Shell’s geoscientists have put a figure on the company’s recent gas and condensate discoveries, made in the course of a drilling campaign onshore Eastern Nigeria. The company encountered 1.5 trillion cubic feet of gas and 42 million barrels of condensate, in shallow and deep reservoirs.

The revelation came in the course of several technical sessions at the just concluded annual conference and exhibition of the Nigerian Association of Petroleum Explorationists (NAPE).

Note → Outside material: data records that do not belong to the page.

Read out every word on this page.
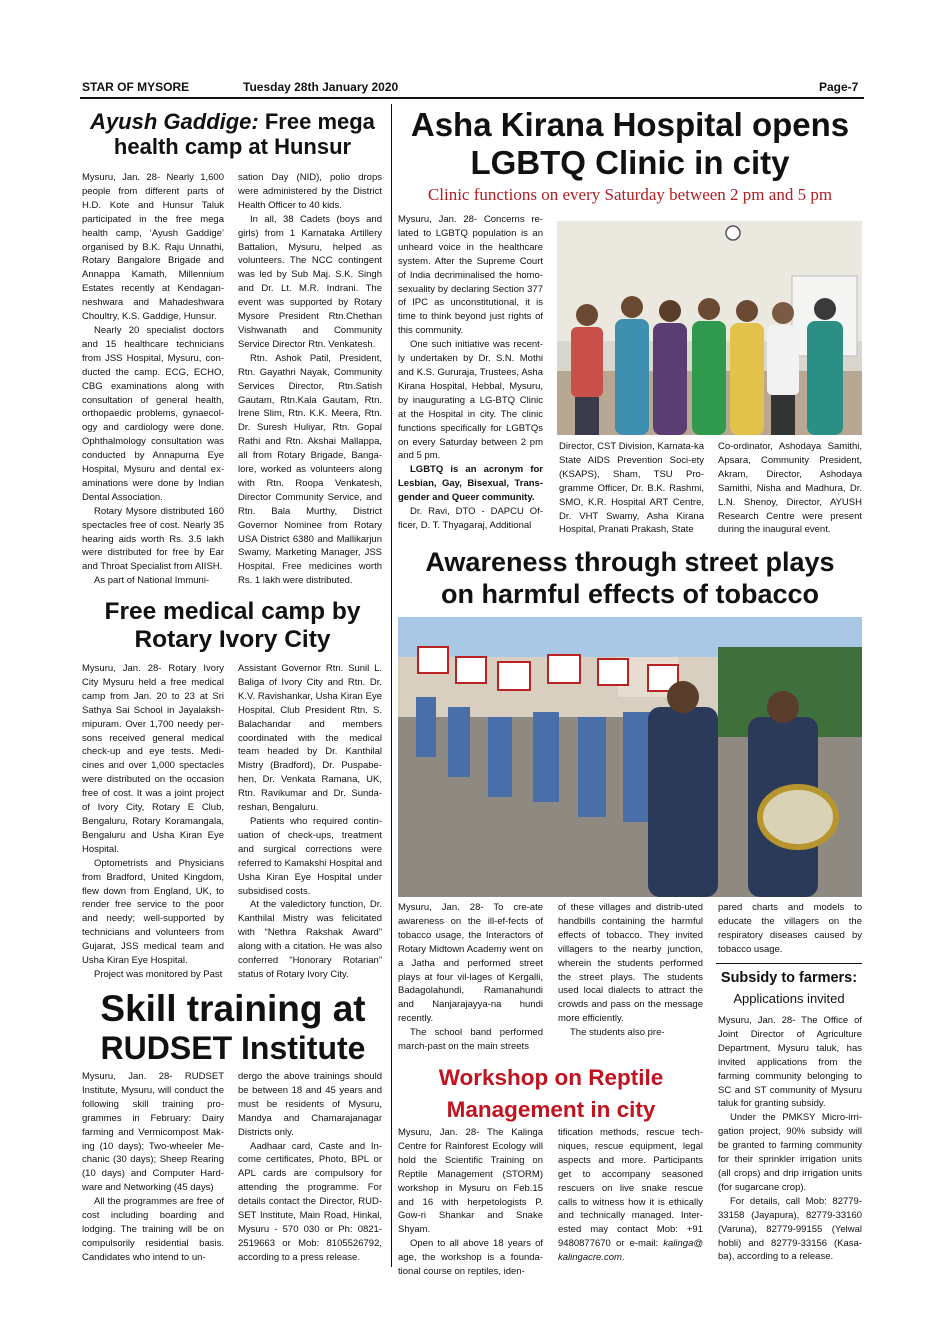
STAR OF MYSORE	Tuesday 28th January 2020	Page-7
Ayush Gaddige: Free mega
health camp at Hunsur

Mysuru, Jan. 28- Nearly 1,600 people from different parts of H.D. Kote and Hunsur Taluk participated in the free mega health camp, ‘Ayush Gaddige’ organised by B.K. Raju Unnathi, Rotary Bangalore Brigade and Annappa Kamath, Millennium Estates recently at Kendagan-neshwara and Mahadeshwara Choultry, K.S. Gaddige, Hunsur.

Nearly 20 specialist doctors and 15 healthcare technicians from JSS Hospital, Mysuru, con-ducted the camp. ECG, ECHO, CBG examinations along with consultation of general health, orthopaedic problems, gynaecol-ogy and cardiology were done. Ophthalmology consultation was conducted by Annapurna Eye Hospital, Mysuru and dental ex-aminations were done by Indian Dental Association.

Rotary Mysore distributed 160 spectacles free of cost. Nearly 35 hearing aids worth Rs. 3.5 lakh were distributed for free by Ear and Throat Specialist from AIISH.

As part of National Immuni-

sation Day (NID), polio drops were administered by the District Health Officer to 40 kids.

In all, 38 Cadets (boys and girls) from 1 Karnataka Artillery Battalion, Mysuru, helped as volunteers. The NCC contingent was led by Sub Maj. S.K. Singh and Dr. Lt. M.R. Indrani. The event was supported by Rotary Mysore President Rtn.Chethan Vishwanath and Community Service Director Rtn. Venkatesh.

Rtn. Ashok Patil, President, Rtn. Gayathri Nayak, Community Services Director, Rtn.Satish Gautam, Rtn.Kala Gautam, Rtn. Irene Slim, Rtn. K.K. Meera, Rtn. Dr. Suresh Huliyar, Rtn. Gopal Rathi and Rtn. Akshai Mallappa, all from Rotary Brigade, Banga-lore, worked as volunteers along with Rtn. Roopa Venkatesh, Director Community Service, and Rtn. Bala Murthy, District Governor Nominee from Rotary USA District 6380 and Mallikarjun Swamy, Marketing Manager, JSS Hospital. Free medicines worth Rs. 1 lakh were distributed.

Free medical camp by
Rotary Ivory City

Mysuru, Jan. 28- Rotary Ivory City Mysuru held a free medical camp from Jan. 20 to 23 at Sri Sathya Sai School in Jayalaksh-mipuram. Over 1,700 needy per-sons received general medical check-up and eye tests. Medi-cines and over 1,000 spectacles were distributed on the occasion free of cost. It was a joint project of Ivory City, Rotary E Club, Bengaluru, Rotary Koramangala, Bengaluru and Usha Kiran Eye Hospital.

Optometrists and Physicians from Bradford, United Kingdom, flew down from England, UK, to render free service to the poor and needy; well-supported by technicians and volunteers from Gujarat, JSS medical team and Usha Kiran Eye Hospital.

Project was monitored by Past

Assistant Governor Rtn. Sunil L. Baliga of Ivory City and Rtn. Dr. K.V. Ravishankar, Usha Kiran Eye Hospital. Club President Rtn. S. Balachandar and members coordinated with the medical team headed by Dr. Kanthilal Mistry (Bradford), Dr. Puspabe-hen, Dr. Venkata Ramana, UK, Rtn. Ravikumar and Dr. Sunda-reshan, Bengaluru.

Patients who required contin-uation of check-ups, treatment and surgical corrections were referred to Kamakshi Hospital and Usha Kiran Eye Hospital under subsidised costs.

At the valedictory function, Dr. Kanthilal Mistry was felicitated with “Nethra Rakshak Award” along with a citation. He was also conferred “Honorary Rotarian” status of Rotary Ivory City.

Skill training at
RUDSET Institute

Mysuru, Jan. 28- RUDSET Institute, Mysuru, will conduct the following skill training pro-grammes in February: Dairy farming and Vermicompost Mak-ing (10 days); Two-wheeler Me-chanic (30 days); Sheep Rearing (10 days) and Computer Hard-ware and Networking (45 days)

All the programmes are free of cost including boarding and lodging. The training will be on compulsorily residential basis. Candidates who intend to un-

dergo the above trainings should be between 18 and 45 years and must be residents of Mysuru, Mandya and Chamarajanagar Districts only.

Aadhaar card, Caste and In-come certificates, Photo, BPL or APL cards are compulsory for attending the programme. For details contact the Director, RUD-SET Institute, Main Road, Hinkal, Mysuru - 570 030 or Ph: 0821-2519663 or Mob: 8105526792, according to a press release.

Asha Kirana Hospital opens
LGBTQ Clinic in city
Clinic functions on every Saturday between 2 pm and 5 pm

Mysuru, Jan. 28- Concerns re-lated to LGBTQ population is an unheard voice in the healthcare system. After the Supreme Court of India decriminalised the homo-sexuality by declaring Section 377 of IPC as unconstitutional, it is time to think beyond just rights of this community.

One such initiative was recent-ly undertaken by Dr. S.N. Mothi and K.S. Gururaja, Trustees, Asha Kirana Hospital, Hebbal, Mysuru, by inaugurating a LG-BTQ Clinic at the Hospital in city. The clinic functions specifically for LGBTQs on every Saturday between 2 pm and 5 pm.

LGBTQ is an acronym for Lesbian, Gay, Bisexual, Trans-gender and Queer community.

Dr. Ravi, DTO - DAPCU Of-ficer, D. T. Thyagaraj, Additional

Director, CST Division, Karnata-ka State AIDS Prevention Soci-ety (KSAPS), Sham, TSU Pro-gramme Officer, Dr. B.K. Rashmi, SMO, K.R. Hospital ART Centre, Dr. VHT Swamy, Asha Kirana Hospital, Pranati Prakash, State

Co-ordinator, Ashodaya Samithi, Apsara, Community President, Akram, Director, Ashodaya Samithi, Nisha and Madhura, Dr. L.N. Shenoy, Director, AYUSH Research Centre were present during the inaugural event.

Awareness through street plays
on harmful effects of tobacco

Mysuru, Jan. 28- To cre-ate awareness on the ill-ef-fects of tobacco usage, the Interactors of Rotary Midtown Academy went on a Jatha and performed street plays at four vil-lages of Kergalli, Badagolahundi, Ramanahundi and Nanjarajayya-na hundi recently.

The school band performed march-past on the main streets

of these villages and distrib-uted handbills containing the harmful effects of tobacco. They invited villagers to the nearby junction, wherein the students performed the street plays. The students used local dialects to attract the crowds and pass on the message more efficiently.

The students also pre-

pared charts and models to educate the villagers on the respiratory diseases caused by tobacco usage.

Subsidy to farmers:
Applications invited

Mysuru, Jan. 28- The Office of Joint Director of Agriculture Department, Mysuru taluk, has invited applications from the farming community belonging to SC and ST community of Mysuru taluk for granting subsidy.

Under the PMKSY Micro-irri-gation project, 90% subsidy will be granted to farming community for their sprinkler irrigation units (all crops) and drip irrigation units (for sugarcane crop).

For details, call Mob: 82779-33158 (Jayapura), 82779-33160 (Varuna), 82779-99155 (Yelwal hobli) and 82779-33156 (Kasa-ba), according to a release.

Workshop on Reptile
Management in city

Mysuru, Jan. 28- The Kalinga Centre for Rainforest Ecology will hold the Scientific Training on Reptile Management (STORM) workshop in Mysuru on Feb.15 and 16 with herpetologists P. Gow-ri Shankar and Snake Shyam.

Open to all above 18 years of age, the workshop is a founda-tional course on reptiles, iden-

tification methods, rescue tech-niques, rescue equipment, legal aspects and more. Participants get to accompany seasoned rescuers on live snake rescue calls to witness how it is ethically and technically managed. Inter-ested may contact Mob: +91 9480877670 or e-mail: kalinga@ kalingacre.com.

The four well campaign, which utilised the High Temperature/High Pressure rig Hilong 27, was aimed at deep, High Pressure gas targets in the Gbaran -Kolo Creek -Epu field areas, in what is classified as Central Swamp Depobelt of the Niger Delta Basin, to unlock all the reserves that are located deeper than normal hydrostatic pressure on these fields. It ran between 2014 and late September 2018, when the rig was released to the Nigerian Agip Oil Company (NAOC), a local subsidiary of the Italian giant ENI.

The new discoveries, however span both shallow and deep reservoirs.

“You know how the Niger Delta works”, one ranking Shell earth scientist told newsmen on the side-lines of the NAPE conference. “You are targeting deep, but you can encounter new hydrocarbons in the shallow sands in the process”.

The 1Bscf/d Gbaran Field gas project was already in production before the campaign, but it was only producing in the hydrostatic pressure zones before this campaign.

The new gas will be available to the 22MMTPA (3.5Bscf/d) Nigeria Liquefied Natural Gas (NLNG) Plant in Bonny, also in Eastern Nigeria.